In induced pluripotent stem cells (iPSCs), pluripotency is induced artificially by introducing the transcription factors Oct4, Sox2, Klf4, and c-Myc. When a transgene is introduced using a viral vector, the transgene may be integrated into the host genome and cause a mutation and cancer. No integration occurs when an episomal vector is used, but this method has a limitation in that remnants of the virus or vector remain in the cell, which limits the use of such iPSCs in therapeutic applications. Chemical reprogramming, which relies on treatment with small-molecule compounds to induce pluripotency, can overcome this problem. In this method, reprogramming is induced according to the gene expression pattern of extra-embryonic endoderm (XEN) cells, which are used as an intermediate stage in pluripotency induction. Therefore, iPSCs can be induced only from established XEN cells. We induced XEN cells using small molecules that modulate a signaling pathway and affect epigenetic modifications, and devised a culture method which can produce homogeneous XEN cells.
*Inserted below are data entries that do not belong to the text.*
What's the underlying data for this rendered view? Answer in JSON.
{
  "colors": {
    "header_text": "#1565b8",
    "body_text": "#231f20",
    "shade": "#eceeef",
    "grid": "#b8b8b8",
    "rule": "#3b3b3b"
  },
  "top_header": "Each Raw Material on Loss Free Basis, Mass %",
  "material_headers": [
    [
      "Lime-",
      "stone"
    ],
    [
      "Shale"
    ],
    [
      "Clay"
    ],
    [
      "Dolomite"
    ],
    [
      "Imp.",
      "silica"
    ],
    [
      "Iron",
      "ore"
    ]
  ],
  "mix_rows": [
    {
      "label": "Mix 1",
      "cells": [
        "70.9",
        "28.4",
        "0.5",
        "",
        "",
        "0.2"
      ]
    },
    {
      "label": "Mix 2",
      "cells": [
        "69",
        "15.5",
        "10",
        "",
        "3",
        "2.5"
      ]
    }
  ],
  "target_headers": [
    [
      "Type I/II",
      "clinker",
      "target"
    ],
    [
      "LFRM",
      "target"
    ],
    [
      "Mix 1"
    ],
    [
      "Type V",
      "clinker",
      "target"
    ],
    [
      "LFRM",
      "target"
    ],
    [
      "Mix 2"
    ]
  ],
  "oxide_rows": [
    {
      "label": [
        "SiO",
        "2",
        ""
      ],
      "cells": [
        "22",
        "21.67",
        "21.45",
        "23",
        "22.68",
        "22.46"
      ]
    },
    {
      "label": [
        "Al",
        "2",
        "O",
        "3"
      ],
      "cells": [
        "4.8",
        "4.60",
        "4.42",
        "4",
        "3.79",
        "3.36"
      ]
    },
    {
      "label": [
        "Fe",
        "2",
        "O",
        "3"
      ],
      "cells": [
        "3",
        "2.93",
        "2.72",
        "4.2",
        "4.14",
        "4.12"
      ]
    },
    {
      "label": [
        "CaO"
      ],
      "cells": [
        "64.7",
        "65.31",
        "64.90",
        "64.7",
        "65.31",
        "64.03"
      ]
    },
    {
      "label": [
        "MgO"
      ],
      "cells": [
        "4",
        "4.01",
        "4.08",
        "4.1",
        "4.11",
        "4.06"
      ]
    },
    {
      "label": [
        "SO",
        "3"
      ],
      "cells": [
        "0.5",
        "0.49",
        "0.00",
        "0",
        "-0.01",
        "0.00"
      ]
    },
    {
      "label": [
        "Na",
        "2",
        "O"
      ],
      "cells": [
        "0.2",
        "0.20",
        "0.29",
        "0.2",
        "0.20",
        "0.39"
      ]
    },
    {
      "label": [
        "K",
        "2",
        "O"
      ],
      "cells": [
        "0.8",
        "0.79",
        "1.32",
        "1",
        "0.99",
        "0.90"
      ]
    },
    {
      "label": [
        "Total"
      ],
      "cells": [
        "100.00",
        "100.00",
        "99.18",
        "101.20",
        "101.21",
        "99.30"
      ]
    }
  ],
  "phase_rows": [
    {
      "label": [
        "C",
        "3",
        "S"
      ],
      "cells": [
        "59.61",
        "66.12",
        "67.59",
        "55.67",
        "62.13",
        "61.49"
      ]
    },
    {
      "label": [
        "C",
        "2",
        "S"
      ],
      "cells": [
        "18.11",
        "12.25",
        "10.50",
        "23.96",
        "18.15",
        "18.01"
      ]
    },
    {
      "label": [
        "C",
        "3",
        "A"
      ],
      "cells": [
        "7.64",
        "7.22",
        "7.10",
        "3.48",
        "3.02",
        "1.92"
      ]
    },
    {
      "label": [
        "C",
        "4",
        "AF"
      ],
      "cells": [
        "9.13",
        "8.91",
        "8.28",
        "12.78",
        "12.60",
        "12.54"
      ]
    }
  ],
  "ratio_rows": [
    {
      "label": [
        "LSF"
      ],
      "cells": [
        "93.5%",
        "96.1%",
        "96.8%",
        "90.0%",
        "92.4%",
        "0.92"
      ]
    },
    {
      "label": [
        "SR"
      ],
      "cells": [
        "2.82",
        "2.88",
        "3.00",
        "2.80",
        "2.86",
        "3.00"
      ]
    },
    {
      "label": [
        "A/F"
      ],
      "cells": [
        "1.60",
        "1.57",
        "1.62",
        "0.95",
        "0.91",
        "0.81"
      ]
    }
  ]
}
At least 4 passages were required to establish morphologically homogeneous chemically induced XEN (CiXEN) cells, whose properties were similar to those of XEN cells, as revealed through cellular and molecular characterization. Chemically iPSCs derived from CiXEN cells showed characteristics similar to those of mouse embryonic stem cells. Our results show that the homogeneity of CiXEN cells is critical for the efficient induction of pluripotency by chemicals.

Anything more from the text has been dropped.